My structured interviews of pot smokers were not what led me to see dishonesty as a key human flaw; rather it was the unwitting serial revelations of federal agencies charged with defending the drug war against medical marijuana in California, in combination with the almost-reflex denial exhibited by so many of the activists who had worked so hard to place Proposition 215 on the ballot.

The arrogance of the drug war bureaucracy is consistent with its uninterrupted dominance of American (and global) drug policy and the success of its central dogma (fear of addiction). Although one can hardly blame them for using tactics that have been successful since modern Pharmacology was in its infancy, one can certainly blame modern pharmacologists, other scientists, and knowledgeable scientific popularizers, all of whom have been tacitly endorsing drug war rhetoric with their silence since (at least) 1975.

Polls now show that “medical marijuana” has even greater voter appeal than when Proposition 215 surprised the world in 1996; however, data provided since then by users who had been self-medicating with pot in the face of considerable personal risk have been ignored by both sides of the political argument, neither of which ever had access to similar data, and both of which have their own doctrinaire agendas.

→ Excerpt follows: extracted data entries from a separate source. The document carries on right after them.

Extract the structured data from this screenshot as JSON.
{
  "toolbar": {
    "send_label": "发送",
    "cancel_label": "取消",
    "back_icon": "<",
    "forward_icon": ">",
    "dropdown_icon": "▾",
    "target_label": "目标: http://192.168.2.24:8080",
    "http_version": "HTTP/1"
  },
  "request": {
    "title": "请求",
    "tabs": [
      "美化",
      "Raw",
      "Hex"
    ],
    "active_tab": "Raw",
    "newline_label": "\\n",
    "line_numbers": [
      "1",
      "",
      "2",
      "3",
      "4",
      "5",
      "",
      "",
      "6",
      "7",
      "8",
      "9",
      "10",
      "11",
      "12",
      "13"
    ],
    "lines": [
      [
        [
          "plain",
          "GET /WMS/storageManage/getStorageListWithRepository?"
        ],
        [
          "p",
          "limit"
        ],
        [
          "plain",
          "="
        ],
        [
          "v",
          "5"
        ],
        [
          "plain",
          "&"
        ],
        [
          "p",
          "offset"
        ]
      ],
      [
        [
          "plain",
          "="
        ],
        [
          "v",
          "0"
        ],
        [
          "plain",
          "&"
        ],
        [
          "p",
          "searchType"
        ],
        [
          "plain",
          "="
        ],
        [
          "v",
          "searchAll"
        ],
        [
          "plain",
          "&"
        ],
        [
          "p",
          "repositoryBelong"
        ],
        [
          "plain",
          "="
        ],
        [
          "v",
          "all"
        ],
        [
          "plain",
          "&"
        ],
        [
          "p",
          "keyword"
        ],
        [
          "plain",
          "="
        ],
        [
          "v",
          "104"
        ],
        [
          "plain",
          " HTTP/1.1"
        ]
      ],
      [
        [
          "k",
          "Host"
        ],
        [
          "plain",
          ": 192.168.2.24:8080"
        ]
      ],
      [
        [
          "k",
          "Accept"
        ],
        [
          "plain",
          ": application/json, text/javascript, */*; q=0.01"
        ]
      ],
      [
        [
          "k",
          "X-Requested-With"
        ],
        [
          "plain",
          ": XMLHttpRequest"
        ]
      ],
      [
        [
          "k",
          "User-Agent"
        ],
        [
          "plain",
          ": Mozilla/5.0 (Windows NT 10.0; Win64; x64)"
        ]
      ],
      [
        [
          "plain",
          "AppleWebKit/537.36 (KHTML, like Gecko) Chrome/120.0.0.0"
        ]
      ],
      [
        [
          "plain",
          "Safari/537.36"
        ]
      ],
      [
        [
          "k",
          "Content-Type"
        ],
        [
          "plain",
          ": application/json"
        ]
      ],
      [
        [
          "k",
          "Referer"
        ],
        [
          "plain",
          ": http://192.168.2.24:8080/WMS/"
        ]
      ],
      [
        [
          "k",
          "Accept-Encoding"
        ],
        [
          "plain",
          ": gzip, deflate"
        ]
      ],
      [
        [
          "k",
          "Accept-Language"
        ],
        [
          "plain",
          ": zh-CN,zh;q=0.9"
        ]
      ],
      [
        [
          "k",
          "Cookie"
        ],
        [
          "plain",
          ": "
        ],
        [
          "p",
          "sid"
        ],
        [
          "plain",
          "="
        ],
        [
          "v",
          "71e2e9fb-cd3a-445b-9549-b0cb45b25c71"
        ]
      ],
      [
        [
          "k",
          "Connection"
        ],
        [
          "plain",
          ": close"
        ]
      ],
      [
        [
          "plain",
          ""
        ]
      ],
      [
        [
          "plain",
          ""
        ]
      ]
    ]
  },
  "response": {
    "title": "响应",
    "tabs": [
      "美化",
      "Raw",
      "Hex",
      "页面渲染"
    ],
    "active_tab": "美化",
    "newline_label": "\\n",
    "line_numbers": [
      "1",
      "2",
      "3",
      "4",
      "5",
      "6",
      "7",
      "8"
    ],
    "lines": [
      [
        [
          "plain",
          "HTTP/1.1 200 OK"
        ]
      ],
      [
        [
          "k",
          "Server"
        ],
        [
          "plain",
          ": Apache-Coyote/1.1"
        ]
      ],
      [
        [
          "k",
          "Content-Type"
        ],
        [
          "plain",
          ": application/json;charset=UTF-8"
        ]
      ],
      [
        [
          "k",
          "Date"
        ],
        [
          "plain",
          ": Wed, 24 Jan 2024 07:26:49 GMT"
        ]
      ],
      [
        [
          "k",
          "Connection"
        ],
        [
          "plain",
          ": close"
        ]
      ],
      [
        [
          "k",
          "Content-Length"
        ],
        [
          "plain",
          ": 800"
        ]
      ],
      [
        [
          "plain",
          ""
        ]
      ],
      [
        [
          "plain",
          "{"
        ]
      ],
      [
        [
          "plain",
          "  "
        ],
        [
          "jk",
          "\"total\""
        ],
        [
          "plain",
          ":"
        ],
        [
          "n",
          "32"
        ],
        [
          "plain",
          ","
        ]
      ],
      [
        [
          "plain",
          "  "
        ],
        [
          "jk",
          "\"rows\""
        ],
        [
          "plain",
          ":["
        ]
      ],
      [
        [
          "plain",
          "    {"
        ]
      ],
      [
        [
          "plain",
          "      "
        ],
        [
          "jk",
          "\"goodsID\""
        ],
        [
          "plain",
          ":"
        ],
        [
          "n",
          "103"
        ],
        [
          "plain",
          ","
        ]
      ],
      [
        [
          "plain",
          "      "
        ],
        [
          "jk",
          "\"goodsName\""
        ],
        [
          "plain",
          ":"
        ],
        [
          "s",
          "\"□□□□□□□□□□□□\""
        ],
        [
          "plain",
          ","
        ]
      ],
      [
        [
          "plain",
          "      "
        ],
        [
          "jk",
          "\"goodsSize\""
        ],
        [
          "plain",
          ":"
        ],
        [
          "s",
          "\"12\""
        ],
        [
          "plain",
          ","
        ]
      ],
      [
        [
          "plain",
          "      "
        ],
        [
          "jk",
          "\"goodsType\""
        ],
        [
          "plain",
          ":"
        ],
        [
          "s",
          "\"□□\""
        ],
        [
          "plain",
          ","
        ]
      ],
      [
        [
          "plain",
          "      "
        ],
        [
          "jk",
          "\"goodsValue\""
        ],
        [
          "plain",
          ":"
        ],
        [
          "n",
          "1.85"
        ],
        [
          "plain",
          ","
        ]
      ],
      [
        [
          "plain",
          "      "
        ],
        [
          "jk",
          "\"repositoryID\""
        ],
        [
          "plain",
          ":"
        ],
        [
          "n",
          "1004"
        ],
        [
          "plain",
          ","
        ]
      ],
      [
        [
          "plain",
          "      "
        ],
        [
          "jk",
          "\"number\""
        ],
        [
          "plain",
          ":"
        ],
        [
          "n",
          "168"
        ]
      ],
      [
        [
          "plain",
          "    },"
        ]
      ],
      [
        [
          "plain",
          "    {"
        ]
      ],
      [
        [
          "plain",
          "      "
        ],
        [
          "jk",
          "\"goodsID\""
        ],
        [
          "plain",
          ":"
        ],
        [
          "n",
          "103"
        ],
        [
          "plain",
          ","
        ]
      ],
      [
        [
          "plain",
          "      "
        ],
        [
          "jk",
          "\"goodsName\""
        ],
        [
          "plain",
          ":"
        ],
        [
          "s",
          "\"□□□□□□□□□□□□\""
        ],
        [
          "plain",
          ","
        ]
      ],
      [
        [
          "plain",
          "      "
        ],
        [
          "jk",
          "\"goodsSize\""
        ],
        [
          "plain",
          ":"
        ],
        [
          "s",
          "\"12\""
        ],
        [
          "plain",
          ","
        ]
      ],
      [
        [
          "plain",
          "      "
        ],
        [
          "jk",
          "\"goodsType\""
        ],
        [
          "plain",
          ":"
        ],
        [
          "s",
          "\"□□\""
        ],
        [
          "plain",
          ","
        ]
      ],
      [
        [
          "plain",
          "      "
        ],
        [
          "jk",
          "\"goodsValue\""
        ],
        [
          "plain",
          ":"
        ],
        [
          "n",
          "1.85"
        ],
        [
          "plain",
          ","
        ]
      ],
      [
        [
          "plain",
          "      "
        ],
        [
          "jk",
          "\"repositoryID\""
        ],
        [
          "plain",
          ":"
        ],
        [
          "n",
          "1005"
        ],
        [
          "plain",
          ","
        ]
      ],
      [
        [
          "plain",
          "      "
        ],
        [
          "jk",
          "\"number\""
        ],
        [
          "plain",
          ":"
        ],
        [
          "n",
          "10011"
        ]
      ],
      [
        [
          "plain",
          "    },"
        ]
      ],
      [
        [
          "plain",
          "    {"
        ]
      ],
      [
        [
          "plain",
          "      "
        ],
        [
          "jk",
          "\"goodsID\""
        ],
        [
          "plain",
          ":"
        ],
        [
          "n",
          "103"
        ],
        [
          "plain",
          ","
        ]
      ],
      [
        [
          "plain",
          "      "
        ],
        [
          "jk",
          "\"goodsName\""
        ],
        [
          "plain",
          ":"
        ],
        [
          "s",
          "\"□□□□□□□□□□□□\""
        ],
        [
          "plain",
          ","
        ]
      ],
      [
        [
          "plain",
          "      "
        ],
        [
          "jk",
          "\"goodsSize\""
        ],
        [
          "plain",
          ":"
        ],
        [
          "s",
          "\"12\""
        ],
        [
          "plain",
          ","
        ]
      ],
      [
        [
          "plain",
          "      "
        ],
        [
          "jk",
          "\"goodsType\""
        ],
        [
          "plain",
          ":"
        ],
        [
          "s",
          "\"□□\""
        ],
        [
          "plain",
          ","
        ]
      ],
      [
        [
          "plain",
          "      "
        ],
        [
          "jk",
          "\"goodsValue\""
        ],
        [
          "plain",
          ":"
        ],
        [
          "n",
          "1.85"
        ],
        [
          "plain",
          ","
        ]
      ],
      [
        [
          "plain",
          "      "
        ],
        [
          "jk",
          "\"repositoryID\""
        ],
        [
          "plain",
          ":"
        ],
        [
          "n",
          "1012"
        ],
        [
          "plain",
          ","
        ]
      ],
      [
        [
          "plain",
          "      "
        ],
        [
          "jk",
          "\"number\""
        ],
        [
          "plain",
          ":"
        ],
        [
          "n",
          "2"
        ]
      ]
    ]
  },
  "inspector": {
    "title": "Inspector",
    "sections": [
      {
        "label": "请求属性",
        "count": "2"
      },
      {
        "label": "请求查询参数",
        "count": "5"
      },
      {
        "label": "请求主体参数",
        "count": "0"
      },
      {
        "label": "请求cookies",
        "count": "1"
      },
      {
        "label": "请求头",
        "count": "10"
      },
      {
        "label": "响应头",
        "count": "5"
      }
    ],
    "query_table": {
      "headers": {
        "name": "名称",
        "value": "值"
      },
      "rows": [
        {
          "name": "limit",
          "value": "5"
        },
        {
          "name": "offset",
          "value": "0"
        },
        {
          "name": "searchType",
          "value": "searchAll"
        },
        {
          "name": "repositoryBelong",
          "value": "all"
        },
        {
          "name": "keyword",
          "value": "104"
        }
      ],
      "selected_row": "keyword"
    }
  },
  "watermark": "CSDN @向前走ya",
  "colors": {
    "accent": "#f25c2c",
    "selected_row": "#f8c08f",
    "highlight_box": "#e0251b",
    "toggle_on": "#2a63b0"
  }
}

In any case, I’m quite sure a majority of the applicants I’ve interviewed have given honest answers to most of my questions. My reasons are:

1) The remarkable internal consistency of their data; not only do family backgrounds coordinate well with generational age (YOB data), drugs tried, and other information not usually obtainable in more restricted settings; so do racial/ethnic backgrounds.

2) Applicants who had received recommendations from other screening physicians (none of whom ask my questions) turn out to have similar profiles when those questions are asked.

The most striking feature of a comparison of my data with federal assertions about cannabis is the complete lack of agreement on almost every aspect of pot use, a difference that can best be accounted for by realizing that the government position is based a combination of unproven assumptions and clinical ignorance. There has not been a comparable period since 1967 when physicians could take histories from admitted pot users who weren’t also being categorized as either "druggies" or criminals. The situation becomes even more implausible when one considers the near total lack of congruence between my study and those published thus far by other “pot docs” in California after what is now over twelve years of possible clinical contact.

This essay only scratches the surface of the role human dishonesty has played, and still plays, in our problems as a species. Once one sees that dynamic from the required perspective, good examples become almost too common to list and the most critical question then becomes, how do we deal with it?